That decision not only ignored the "in common use for lawful purposes" test in D.C. v. Heller, but it also ignored the fact that intermediate scrutiny (itself a cop-out, given that the standard for the Bill of Rights is usually strict scrutiny) requires less restrictive alternatives to be considered; the court did not even pretend to do so, just nodded their heads in ignorance and accepted the anti-protruding-handgrip talking points as gospel. Not to mention the sophistry of calling an 11-round rifle magazine "high capacity" without considering that the very first repeating rifles to go mainstream in the 1860s held 15 in the magazine and 1 in the chamber; that's like calling an 11th-week abortion "late term" and thereby justifying a ban on same under Roe v. Wade. And then the silliness of declaring that one of the most popular and least misused civilian guns in U.S. homes, and the #1 target rifle in America, is not "in common use for lawful purposes" but is "dangerous and unusual" even though it's less powerful than most alternatives. Sigh...

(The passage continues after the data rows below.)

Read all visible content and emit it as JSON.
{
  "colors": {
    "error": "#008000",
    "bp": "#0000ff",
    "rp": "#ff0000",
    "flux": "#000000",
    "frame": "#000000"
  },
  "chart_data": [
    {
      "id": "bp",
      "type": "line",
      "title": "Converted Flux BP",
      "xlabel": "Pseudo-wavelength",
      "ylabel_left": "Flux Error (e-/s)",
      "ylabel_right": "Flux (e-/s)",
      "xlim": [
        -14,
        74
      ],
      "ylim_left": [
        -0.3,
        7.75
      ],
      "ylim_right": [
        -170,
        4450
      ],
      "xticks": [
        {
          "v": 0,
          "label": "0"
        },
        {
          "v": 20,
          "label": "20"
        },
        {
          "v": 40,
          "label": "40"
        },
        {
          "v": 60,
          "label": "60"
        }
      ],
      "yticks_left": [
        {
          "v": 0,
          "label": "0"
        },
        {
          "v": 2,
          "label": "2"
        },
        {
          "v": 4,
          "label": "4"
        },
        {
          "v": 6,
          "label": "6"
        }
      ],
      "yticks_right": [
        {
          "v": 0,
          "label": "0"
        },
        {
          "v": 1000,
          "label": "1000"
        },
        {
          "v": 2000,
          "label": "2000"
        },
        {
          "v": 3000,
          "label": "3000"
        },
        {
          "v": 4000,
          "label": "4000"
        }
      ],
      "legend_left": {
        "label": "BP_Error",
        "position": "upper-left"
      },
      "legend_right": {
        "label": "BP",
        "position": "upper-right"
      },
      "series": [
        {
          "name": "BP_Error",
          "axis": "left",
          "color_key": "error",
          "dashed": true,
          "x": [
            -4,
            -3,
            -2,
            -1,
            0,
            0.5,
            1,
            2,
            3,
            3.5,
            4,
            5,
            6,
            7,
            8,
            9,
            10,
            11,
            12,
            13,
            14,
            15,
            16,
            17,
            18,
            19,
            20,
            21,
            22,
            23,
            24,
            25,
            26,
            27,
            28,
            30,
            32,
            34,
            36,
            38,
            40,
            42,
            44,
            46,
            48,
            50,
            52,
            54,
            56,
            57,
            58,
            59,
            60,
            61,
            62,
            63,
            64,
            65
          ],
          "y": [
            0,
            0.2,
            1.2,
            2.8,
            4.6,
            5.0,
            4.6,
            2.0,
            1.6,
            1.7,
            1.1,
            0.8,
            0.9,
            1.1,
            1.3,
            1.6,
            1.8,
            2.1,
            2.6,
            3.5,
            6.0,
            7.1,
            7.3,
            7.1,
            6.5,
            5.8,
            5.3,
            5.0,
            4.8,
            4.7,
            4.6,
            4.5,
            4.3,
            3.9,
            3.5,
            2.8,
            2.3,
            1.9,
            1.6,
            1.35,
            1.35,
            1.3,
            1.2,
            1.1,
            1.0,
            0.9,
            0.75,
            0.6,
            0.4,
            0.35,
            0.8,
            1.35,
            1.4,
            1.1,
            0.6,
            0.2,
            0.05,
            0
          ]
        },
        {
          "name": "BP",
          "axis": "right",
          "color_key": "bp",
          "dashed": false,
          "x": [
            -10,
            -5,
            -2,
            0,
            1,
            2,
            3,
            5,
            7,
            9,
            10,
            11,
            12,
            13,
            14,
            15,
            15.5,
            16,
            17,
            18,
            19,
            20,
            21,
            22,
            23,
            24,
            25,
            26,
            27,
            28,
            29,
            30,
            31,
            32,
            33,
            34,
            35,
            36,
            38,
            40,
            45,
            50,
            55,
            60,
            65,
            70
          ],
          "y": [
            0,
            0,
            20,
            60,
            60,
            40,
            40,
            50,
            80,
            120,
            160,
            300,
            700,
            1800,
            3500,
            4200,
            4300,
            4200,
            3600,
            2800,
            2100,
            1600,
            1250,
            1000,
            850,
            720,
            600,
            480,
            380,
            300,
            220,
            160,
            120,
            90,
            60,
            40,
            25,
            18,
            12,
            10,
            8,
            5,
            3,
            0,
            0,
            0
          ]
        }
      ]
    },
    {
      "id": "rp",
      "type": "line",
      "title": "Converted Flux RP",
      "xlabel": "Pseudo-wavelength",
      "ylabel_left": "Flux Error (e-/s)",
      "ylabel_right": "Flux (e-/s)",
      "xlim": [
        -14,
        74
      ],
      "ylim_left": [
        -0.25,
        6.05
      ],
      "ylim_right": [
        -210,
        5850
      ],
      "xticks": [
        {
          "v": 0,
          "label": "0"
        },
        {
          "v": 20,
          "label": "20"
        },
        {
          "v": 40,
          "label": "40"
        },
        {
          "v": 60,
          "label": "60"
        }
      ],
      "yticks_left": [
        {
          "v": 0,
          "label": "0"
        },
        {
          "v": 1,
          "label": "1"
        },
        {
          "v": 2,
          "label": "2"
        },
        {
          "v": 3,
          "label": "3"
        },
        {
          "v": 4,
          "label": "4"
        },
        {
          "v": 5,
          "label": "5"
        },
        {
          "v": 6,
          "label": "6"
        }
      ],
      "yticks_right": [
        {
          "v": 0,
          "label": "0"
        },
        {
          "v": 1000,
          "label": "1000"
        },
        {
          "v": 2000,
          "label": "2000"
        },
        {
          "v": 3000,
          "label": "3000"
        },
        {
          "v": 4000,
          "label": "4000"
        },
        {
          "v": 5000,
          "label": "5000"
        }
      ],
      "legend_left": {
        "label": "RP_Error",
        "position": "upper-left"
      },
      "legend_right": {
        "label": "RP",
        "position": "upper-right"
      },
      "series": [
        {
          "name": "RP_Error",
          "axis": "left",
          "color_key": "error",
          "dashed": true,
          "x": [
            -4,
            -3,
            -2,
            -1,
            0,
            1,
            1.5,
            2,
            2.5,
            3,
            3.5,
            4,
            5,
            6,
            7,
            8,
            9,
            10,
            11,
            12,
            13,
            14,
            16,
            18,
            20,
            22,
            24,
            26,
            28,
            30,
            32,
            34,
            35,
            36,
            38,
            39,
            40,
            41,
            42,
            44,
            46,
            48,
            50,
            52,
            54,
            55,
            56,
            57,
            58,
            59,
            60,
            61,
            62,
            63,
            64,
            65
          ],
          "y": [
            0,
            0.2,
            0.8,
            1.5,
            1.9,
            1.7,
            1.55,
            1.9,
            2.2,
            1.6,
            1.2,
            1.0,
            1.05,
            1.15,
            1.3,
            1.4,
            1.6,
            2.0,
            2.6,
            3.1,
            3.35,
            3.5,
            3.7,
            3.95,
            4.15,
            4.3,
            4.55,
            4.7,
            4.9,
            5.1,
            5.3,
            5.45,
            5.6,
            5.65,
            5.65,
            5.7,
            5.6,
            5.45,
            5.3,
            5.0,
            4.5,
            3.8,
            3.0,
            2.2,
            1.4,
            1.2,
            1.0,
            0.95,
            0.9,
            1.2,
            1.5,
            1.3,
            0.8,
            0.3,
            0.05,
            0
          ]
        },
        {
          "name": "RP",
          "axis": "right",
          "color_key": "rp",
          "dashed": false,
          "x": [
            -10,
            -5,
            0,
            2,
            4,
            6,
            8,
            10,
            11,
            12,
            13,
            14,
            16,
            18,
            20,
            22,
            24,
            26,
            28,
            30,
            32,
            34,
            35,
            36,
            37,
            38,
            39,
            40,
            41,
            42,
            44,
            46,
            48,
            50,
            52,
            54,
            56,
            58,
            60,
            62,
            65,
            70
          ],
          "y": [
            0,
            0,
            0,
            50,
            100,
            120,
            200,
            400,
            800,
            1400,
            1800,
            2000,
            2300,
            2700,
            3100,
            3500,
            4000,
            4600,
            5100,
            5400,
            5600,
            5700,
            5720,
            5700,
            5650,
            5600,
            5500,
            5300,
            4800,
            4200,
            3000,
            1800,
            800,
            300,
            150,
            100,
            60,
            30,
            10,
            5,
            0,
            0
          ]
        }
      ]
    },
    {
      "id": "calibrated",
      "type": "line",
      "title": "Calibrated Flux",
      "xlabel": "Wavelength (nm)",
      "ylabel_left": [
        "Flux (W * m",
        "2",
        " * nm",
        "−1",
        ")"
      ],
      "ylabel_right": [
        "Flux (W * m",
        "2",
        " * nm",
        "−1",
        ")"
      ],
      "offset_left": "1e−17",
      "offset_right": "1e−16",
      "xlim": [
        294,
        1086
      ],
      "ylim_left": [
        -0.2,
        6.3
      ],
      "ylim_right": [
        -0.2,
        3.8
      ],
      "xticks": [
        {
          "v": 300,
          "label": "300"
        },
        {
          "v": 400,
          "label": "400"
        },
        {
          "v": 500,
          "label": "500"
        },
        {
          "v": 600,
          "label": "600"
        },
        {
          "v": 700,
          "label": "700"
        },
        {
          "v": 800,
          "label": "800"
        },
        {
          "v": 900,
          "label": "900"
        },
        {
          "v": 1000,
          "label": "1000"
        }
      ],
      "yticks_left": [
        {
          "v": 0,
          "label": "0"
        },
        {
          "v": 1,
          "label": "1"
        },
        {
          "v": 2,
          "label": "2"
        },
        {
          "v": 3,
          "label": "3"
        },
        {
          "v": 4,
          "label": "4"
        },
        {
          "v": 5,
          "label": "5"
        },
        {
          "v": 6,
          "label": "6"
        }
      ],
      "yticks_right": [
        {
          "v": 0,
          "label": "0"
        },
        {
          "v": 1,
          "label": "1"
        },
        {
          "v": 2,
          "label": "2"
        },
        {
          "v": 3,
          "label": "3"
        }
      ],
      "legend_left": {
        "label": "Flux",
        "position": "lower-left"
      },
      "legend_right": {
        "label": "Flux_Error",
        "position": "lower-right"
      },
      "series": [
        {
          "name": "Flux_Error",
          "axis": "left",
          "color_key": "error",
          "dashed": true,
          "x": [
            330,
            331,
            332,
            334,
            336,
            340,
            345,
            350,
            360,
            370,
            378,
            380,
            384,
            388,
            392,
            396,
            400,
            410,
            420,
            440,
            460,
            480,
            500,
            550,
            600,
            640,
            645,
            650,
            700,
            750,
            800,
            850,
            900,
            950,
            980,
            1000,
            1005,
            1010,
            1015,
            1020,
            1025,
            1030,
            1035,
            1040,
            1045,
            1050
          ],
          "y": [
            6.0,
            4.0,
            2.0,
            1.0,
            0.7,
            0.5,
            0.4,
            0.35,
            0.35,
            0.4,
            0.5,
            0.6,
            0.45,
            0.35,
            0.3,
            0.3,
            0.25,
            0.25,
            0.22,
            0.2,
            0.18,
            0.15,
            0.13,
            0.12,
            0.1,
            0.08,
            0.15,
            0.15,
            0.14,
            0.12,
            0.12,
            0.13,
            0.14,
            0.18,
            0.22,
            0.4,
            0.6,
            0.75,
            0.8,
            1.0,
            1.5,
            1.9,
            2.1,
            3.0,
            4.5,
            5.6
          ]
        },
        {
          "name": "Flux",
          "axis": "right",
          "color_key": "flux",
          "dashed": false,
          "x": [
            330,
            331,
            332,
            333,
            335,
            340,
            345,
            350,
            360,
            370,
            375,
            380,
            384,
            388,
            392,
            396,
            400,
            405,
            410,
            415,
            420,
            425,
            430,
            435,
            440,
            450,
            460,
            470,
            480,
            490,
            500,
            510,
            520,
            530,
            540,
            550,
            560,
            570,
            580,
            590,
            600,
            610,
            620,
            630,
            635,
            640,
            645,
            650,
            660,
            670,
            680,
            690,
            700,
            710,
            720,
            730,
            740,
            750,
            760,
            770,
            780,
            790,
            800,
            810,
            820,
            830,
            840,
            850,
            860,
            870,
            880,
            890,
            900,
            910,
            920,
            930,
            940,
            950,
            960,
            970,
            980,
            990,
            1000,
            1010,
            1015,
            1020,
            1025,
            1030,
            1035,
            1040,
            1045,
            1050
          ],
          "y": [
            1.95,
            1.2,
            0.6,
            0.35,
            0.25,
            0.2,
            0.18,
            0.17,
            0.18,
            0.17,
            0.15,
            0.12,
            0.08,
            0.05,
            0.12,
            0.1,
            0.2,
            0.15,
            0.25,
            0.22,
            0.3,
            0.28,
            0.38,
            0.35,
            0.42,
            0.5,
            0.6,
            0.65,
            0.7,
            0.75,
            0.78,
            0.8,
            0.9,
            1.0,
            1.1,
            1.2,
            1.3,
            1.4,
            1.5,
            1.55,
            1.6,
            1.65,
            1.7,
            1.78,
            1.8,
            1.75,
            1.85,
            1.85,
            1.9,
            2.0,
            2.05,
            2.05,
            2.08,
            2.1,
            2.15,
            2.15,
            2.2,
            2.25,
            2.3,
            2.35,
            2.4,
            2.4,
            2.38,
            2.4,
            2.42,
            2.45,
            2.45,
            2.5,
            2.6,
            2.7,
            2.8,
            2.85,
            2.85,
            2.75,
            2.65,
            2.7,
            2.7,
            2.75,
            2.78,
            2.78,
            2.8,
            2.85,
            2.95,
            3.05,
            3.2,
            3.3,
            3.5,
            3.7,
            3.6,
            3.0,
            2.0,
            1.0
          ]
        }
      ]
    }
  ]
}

Second-Class Intermediate Scrutiny
Contradictions with Heller and McDonald rulings
I suppose NY rifle owners can take solace in the fact that most counties have declared they won't enforce it, most of the state is in open defiance of it, the law wrecked Cuomo's shot at running for President, and you can still legally buy a new AR in NY, albeit an ugly one. The law made a certain Wall Street oligarch happy, though, and that's what's really important.